O seduzente presidente interino, um jovem de trinta e cinco anos com ódio no discurso e na prática, Juan Guaidó, o Henlein caribenho, se mostrou articulado com as forças da direita da região reunidas no “Grupo de Lima” e tendo à frente o uruguaio Luís Almagro, secretário-geral da OEA, que resolveram reconhecê-lo o “legítimo
representante” do povo venezuelano, a despeito de não contar com nenhum mandato constitucional para tanto. Prevaleceu a subserviência ao presidente norte-americano que voltou a dar as cartas no tabuleiro político do hemisfério. O presidente Maduro, face à desavergonhada intromissão americana nos assuntos internos do país, rompeu relações com os Estados Unidos da América do Norte e determinou a retirada de seus diplomatas no prazo de setenta e duas horas.

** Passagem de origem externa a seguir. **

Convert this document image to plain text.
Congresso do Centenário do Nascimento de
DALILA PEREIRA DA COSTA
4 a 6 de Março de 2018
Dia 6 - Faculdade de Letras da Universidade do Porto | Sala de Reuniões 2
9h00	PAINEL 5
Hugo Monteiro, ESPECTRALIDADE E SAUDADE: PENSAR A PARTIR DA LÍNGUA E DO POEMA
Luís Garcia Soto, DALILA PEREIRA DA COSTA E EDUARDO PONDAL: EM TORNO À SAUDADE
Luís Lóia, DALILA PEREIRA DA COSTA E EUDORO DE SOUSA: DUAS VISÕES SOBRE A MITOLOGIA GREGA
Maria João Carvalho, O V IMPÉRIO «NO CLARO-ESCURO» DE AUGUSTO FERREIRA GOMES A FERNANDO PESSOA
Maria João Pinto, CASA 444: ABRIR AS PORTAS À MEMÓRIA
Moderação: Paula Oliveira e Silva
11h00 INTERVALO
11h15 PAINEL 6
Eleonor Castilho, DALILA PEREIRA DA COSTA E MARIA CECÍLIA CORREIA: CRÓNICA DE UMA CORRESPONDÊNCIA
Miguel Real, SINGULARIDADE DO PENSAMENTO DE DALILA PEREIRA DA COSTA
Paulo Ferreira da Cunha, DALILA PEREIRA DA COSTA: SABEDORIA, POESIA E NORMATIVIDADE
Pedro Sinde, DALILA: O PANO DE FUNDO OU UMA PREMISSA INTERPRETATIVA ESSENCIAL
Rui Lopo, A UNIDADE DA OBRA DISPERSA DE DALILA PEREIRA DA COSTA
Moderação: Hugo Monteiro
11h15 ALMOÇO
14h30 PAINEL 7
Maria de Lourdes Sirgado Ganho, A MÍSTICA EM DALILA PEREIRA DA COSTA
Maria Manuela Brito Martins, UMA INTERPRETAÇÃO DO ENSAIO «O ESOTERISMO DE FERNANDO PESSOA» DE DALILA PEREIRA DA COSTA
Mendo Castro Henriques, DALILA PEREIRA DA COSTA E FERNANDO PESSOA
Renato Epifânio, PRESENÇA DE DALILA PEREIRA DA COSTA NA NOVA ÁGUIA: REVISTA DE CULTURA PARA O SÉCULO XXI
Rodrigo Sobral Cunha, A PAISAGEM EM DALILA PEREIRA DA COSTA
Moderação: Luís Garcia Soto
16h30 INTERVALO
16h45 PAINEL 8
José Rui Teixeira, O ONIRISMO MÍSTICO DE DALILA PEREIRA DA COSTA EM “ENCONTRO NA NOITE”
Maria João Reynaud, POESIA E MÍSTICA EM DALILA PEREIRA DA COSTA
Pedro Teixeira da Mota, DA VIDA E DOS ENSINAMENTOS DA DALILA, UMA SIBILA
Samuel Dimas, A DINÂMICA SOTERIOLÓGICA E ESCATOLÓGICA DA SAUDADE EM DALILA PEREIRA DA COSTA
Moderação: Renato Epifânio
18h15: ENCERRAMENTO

Mas, para agravar a crise bilateral, o secretário de estado norte-americano se recusou a retirar os diplomatas, dizendo que não reconhecia o ato do governo venezuelano por não reconhecer Maduro como seu chefe. A esta altura não restam mais dúvidas sobre o real intento ianque: provocar uma intervenção de larga escala para
destituir o governo constitucional da Venezuela e impor seus interesses sobre a economia do país. Na Venezuela, a elite não foi tão eficiente como a brasileira e deixou o serviço sujo para ser feito, sem intermediários, por seus patrões do Norte. As estratégias foram distintas, dadas as peculiaridades políticas de cada país, mas, ao final, Brasil e Venezuela estão no mesmo barco, com a destruição sistemática de seus projetos nacionais de desenvolvimento econômico e de justiça social. Prevalece o poder hegemônico norte-americano, mui bem servido por nossos Henleins da vida, que podem se chamar Temer, Janot, Moro, Cunha, Aécio ou Guaidó. E ainda há quem
acredite que o problema de nossos países é a corrupção da esquerda ou sua hostilidade autoritária à democracia.
Eugênio Aragão foi Ministro da Justiça em 2016, no governo Dilma Rousseff. É professor titular de direito internacional da Universidade de Brasília, pela qual é graduado em direito.